Quando uma região é alagada para aproveitamento hidrelétrico, algumas consequências podem não ser tão óbvias. O impacto ecológico e social é bastante pautado na mídia quando uma nova usina de grande porte é planejada: moradores desalojados, destruição de habitats naturais e comprometimento da fauna e flora são temas comuns ao criticar-se esse tipo de geração de energia.
No Mato Grosso (MT), arqueólogos auxiliados pela pesquisadora Iris Fernandes, do Departamento de Geofísica do Instituto de Astronomia, Geofísica e Ciências Atmosféricas (IAG) da USP, enfrentaram outra questão: como saber se, abaixo do solo, não havia artefatos indígenas enterrados, que seriam perdidos no caso de alagamento da região?
O Governo Federal encaminhou, antes de aprovada a construção da represa de Dardanelos, no rio Aripuanã, MT, um estudo arqueológico prévio da região a ser alagada, por ser uma área conhecida por sua riqueza de sítios pré-históricos.
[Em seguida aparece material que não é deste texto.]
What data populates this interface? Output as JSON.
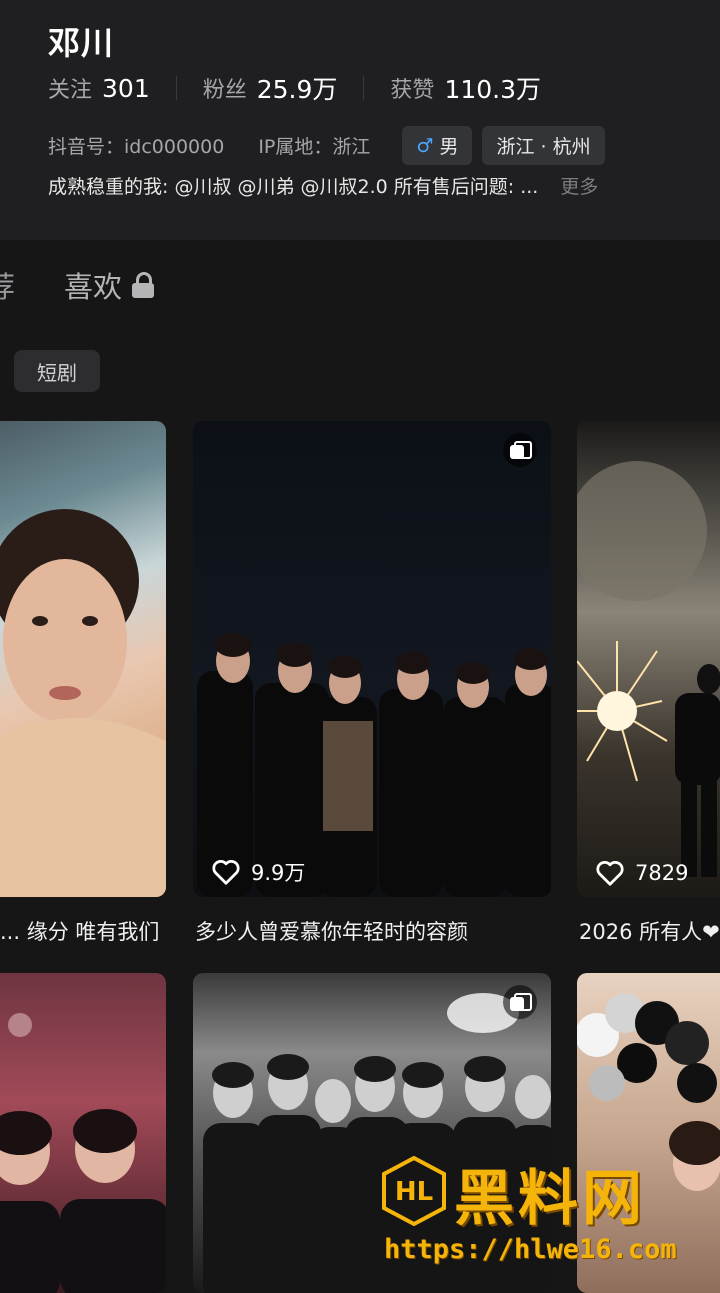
{
  "profile": {
    "name": "邓川",
    "following_label": "关注",
    "following_value": "301",
    "followers_label": "粉丝",
    "followers_value": "25.9万",
    "likes_label": "获赞",
    "likes_value": "110.3万",
    "douyin_id": "抖音号：idc000000",
    "ip_location": "IP属地：浙江",
    "gender_symbol": "♂",
    "gender": "男",
    "region": "浙江 · 杭州",
    "bio": "成熟稳重的我: @川叔  @川弟  @川叔2.0  所有售后问题: ...",
    "bio_more": "更多"
  },
  "tabs": {
    "recommend_partial": "荐",
    "likes": "喜欢"
  },
  "filter": {
    "label": "短剧"
  },
  "grid": {
    "row1": [
      {
        "likes": "",
        "caption": "缘分 唯有我们 ..."
      },
      {
        "likes": "9.9万",
        "caption": "多少人曾爱慕你年轻时的容颜"
      },
      {
        "likes": "7829",
        "caption": "2026 所有人❤"
      }
    ]
  },
  "watermark": {
    "text": "黑料网",
    "url": "https://hlwe16.com"
  },
  "icons": [
    "lock-icon",
    "heart-icon",
    "multi-image-icon",
    "male-icon"
  ],
  "colors": {
    "background": "#161616",
    "profile_bg": "#1f1f21",
    "chip_bg": "#333438",
    "male_blue": "#4aa8ff",
    "watermark_gold": "#f5b40a"
  }
}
Seguindo as normas da legislação de proteção ao patrimônio arqueológico nacional (Lei 3.924/1961 e Portaria IPHAN 230/2002), a pesquisadora integrou a equipe responsável pela segurança e extração de possíveis artefatos presentes no local.
Para tal, foi utilizada a tecnologia GPR (radar de penetração no solo, em inglês,) para mapear o subsolo das regiões de maior possível valor arqueológico, uma técnica usada desde os anos 80 com pouca frequência devido ao alto nível de especialização requerido para processar e interpretar os dados recolhidos a partir dela.
Rebatendo ondas eletromagnéticas dentro do solo, é possível mapear objetos enterrados com facilidade para definir os locais de escavação. “[A técnica] facilita imensamente as pesquisas”, afirmou Fernandes, “pois diminui o tempo de busca e, consequentemente, o investimento financeiro para tal.” Também de acordo com ela, a limitação principal do método se dá ao investigar regiões de alta profundidade, onde dificilmente há valor arqueológico.
Além disso, é preciso demarcar uma área limitada e específica a ser investigada pelo equipamento. “É muito possível que alguns objetos tenham sido deixados para trás”, a pesquisadora contou, “pois o GPR investigou áreas muito específicas e demarcadas, não cobrindo toda a área que foi submersa. Nas áreas investigadas, é pouco provável que algo tenha ficado para trás, uma vez que todos os sinais captados foram escavados e, como previsto no sinal GPR, alvos foram encontrados.”
Ao todo, foram encontradas quatro urnas funerárias indígenas distribuídas em três áreas distintas, feitas de cerâmica e contendo ossadas humanas. Outro objeto de interesse em potencial trava-se, na verdade, de uma rocha, e em uma das regiões foram encontrados indícios de uma antiga escavação.
Para Iris, o papel dos pesquisadores e profissionais da geofísica é importantíssimo para a preservação desse tipo de patrimônio: “Os trabalhos de escavações arqueológicas sem o apoio de métodos geofísicos voltam para técnicas antigas e tradicionais, em que se baseiam em pistas deixadas e encontradas nos locais próximos ao que será investigado e as escavações ocorrem basicamente às cegas”, ela ressalta. “Em um trabalho como este, em local remoto e rodeado por florestas, o tempo de investigação e custos teriam sido incomensuráveis. Muito possivelmente, sem a ajuda de um método geofísico, a investigação arqueológica teria sido inviabilizada.” Isso significaria, é claro, que a área seria inundada sem o resgate dos artefatos, que seriam perdidos, possivelmente para sempre.
As urnas e ossadas encontradas foram incorporadas ao patrimônio nacional pelo IPHAN (Instituto do Patrimônio Histórico e Artístico Nacional), a partir do qual podem ser destinadas a centros de pesquisa e museus.